Het is dus absoluut uitgesloten dat ook maar één gepensioneerde meer belasting zou moeten betalen. De globale verschuldigde personenbelasting blijft dus absoluut dezelfde. Precieze cijfers zijn momenteel nog niet voorhanden maar er is wel een raming gemaakt van de omvang van het bovenvermeld verschuivingseffect. De meeropbrengsten als gevolg van de verhoging van de tarieven inzake de bedrijfsvoorheffing op de pensioenen worden geraamd op ongeveer 30 miljoen euro en de minderopbrengsten inzake de kohieren personenbelasting zullen dus even groot zijn. Derhalve zullen de gepensioneerden globaal genomen dezelfde reëel verschuldigde belasting betalen.
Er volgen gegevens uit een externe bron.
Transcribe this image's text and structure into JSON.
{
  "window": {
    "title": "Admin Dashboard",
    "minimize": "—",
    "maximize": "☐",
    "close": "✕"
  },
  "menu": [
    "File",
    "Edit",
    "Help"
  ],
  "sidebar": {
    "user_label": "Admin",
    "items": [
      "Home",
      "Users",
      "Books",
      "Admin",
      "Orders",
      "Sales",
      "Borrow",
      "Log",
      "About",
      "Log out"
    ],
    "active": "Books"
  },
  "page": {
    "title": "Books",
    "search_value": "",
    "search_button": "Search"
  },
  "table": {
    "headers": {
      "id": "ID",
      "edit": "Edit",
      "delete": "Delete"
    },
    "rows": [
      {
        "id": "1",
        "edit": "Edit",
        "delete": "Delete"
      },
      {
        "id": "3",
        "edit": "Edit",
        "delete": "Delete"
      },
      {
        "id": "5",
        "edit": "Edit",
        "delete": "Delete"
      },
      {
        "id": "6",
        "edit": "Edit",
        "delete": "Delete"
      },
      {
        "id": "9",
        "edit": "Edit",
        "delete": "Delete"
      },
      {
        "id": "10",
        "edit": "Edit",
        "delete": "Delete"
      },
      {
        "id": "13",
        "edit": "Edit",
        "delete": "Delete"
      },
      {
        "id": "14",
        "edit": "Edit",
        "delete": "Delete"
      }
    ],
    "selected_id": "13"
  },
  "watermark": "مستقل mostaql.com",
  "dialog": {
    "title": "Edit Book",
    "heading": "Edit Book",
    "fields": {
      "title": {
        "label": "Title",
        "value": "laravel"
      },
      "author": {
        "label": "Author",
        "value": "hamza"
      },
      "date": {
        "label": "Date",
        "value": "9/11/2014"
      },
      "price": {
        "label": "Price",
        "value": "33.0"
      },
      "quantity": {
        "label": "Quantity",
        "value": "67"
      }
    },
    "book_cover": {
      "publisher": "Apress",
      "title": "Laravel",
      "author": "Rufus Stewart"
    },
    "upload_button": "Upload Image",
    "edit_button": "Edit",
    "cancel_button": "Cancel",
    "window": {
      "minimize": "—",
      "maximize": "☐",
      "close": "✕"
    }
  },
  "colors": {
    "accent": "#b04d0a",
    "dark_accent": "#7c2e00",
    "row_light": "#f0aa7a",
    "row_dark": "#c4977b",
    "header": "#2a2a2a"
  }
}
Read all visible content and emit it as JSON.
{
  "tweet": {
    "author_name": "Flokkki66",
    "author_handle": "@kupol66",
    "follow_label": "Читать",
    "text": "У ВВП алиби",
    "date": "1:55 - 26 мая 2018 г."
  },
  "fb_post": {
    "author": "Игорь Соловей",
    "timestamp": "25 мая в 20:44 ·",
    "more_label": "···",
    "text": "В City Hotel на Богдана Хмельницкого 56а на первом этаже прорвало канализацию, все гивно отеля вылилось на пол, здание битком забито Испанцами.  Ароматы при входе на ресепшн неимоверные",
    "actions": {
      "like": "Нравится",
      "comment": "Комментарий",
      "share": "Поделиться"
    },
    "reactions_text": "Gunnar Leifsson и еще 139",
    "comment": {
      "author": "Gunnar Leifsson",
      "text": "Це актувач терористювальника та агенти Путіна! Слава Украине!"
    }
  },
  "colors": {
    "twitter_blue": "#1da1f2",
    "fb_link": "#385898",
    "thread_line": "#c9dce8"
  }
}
Voormelde cijfers betreffen dus een raming vermits de persoonlijke situatie van de gepensioneerden tussen twee opeenvolgende inkomstenjaren behoorlijk veranderen en ook de samenstelling van de populatie van gepensioneerden wijzigt uiteraard ook van jaar tot jaar. Vandaar dat slechts een benaderende maar toch representatieve inschatting kan worden gemaakt van de genomen beslissingen.

4. Alle categorieën van gepensioneerden worden beoogd, zowel in schaal 1 als in schaal 2. De bedrijfsvoorheffing werd vastgesteld in functie van de uiteindelijk te betalen belasting. Dit varieert en bijgevolg kan hiervoor geen gemiddeld percentage worden verstrekt.

Aangezien de bedrijfsvoorheffing een voorschot is op de uiteindelijke verschuldigde belasting is het doel dat de betrokkenen minder zullen moeten bijbetalen bij de uiteindelijke afrekening.